Home Secretary James Cleverly has introduced a series of new measures designed to reduce net migration, targeting those who come to the UK to work or join their family. These include:
- Increasing the minimum salary needed for skilled overseas workers from £26,200 to £38,700.
- Replacing the Shortage Occupation List with a new Immigration Salary List, to be reviewed by the Migration Advisory Committee to reduce the number of occupations on the list. The 20% salary discount for shortage occupation will be ended.
- Restricting overseas care workers from bringing their dependants to the UK.
- Restricting care providers in England so they can only sponsor migrant workers if they are undertaking activities regulated by the Care Quality Commission.
- Raising the minimum income for family visas to £38,700.
- Reviewing the graduate visa route, which allows students to stay for two years after their studies.
- Increasing the immigration health surcharge, paid by foreign nationals who use the NHS, from £624 to £1,035.
The measures come in addition to recent changes to restrict international students from bringing dependents to the UK.
The Government claims that the new, combined measures could reduce net migration by 300,000.
Responding to the news, British Future Director Sunder Katwala said:
“These measures will have little impact this side of a General Election, as the figures released in May next year will refer to net migration to the end of 2023.
“The next government is likely to inherit lower net migration in any event – as a result of fewer people seeking safety in the UK from the war in Ukraine, and the end of a post-Covid surge in international students.

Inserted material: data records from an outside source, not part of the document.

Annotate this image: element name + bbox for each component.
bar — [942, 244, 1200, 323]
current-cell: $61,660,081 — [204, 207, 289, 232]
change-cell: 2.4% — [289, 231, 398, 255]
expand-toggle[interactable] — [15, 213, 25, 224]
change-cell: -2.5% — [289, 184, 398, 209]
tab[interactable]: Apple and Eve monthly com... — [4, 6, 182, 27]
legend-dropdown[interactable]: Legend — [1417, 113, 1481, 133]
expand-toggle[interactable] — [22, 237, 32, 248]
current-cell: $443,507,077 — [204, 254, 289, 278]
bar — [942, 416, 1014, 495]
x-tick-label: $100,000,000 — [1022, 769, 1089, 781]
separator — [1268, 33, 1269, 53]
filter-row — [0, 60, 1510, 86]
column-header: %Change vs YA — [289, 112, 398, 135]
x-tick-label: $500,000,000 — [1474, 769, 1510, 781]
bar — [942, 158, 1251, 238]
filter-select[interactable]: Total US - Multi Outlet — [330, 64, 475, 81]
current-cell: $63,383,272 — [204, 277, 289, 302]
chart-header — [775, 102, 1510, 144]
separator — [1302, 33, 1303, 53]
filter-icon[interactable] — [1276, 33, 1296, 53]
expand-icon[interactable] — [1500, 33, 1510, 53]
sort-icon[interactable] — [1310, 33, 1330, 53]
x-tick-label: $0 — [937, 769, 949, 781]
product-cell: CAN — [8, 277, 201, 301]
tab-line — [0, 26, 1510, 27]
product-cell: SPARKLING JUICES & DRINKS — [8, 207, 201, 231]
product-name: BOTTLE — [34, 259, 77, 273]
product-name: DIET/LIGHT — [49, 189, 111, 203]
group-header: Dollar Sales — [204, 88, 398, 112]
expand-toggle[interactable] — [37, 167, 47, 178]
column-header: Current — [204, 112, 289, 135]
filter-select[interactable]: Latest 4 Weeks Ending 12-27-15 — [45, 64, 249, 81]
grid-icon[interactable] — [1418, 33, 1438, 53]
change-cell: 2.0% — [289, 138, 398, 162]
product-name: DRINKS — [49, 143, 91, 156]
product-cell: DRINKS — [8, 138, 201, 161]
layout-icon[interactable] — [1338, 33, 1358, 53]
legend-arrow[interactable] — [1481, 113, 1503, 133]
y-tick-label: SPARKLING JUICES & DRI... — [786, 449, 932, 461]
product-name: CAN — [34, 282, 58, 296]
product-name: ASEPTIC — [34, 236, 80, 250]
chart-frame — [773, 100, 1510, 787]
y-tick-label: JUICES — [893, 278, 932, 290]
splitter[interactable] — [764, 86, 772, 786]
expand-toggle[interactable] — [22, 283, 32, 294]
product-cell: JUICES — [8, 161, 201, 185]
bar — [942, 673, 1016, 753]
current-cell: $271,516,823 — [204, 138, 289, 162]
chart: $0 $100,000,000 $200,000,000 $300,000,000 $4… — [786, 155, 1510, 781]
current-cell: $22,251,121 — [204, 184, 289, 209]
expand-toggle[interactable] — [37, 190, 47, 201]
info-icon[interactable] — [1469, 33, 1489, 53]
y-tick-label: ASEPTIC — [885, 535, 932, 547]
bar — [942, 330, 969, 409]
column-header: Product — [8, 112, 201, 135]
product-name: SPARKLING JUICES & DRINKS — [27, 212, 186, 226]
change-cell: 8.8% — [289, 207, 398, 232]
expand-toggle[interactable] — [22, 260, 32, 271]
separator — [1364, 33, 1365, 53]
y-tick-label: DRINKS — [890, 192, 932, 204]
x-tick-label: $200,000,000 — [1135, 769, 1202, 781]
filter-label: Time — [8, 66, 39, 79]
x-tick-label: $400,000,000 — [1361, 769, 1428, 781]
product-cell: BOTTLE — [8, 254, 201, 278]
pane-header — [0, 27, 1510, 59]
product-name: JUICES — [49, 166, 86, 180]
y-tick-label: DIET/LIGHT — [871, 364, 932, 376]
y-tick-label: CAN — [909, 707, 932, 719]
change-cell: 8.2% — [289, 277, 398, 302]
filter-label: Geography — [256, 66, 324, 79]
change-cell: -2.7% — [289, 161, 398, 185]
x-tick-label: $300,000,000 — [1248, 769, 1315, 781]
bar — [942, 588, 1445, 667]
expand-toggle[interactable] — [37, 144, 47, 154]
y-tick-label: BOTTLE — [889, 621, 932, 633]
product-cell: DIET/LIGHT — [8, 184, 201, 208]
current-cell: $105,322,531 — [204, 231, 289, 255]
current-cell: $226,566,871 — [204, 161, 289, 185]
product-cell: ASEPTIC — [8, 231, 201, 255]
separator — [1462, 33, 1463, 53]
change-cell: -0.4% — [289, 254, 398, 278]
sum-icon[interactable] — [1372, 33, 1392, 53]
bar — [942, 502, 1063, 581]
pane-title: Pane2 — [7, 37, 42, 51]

“They will have to manage the trade-offs between immigration numbers and the need to grow the economy and staff care homes and the NHS.
“They should also look again at the unexpected new changes to family visas. Setting this threshold so high – meaning people will not be able to live with their foreign husband or wife unless they earn £38,700 per year – will have little impact on overall migration numbers but a very significant effect on people’s family lives.
“Getting away from big number targets should be part of that approach – looking instead at the pressures and gains from different flows of migration, on a case-by-case basis, in an annual Immigration Plan.”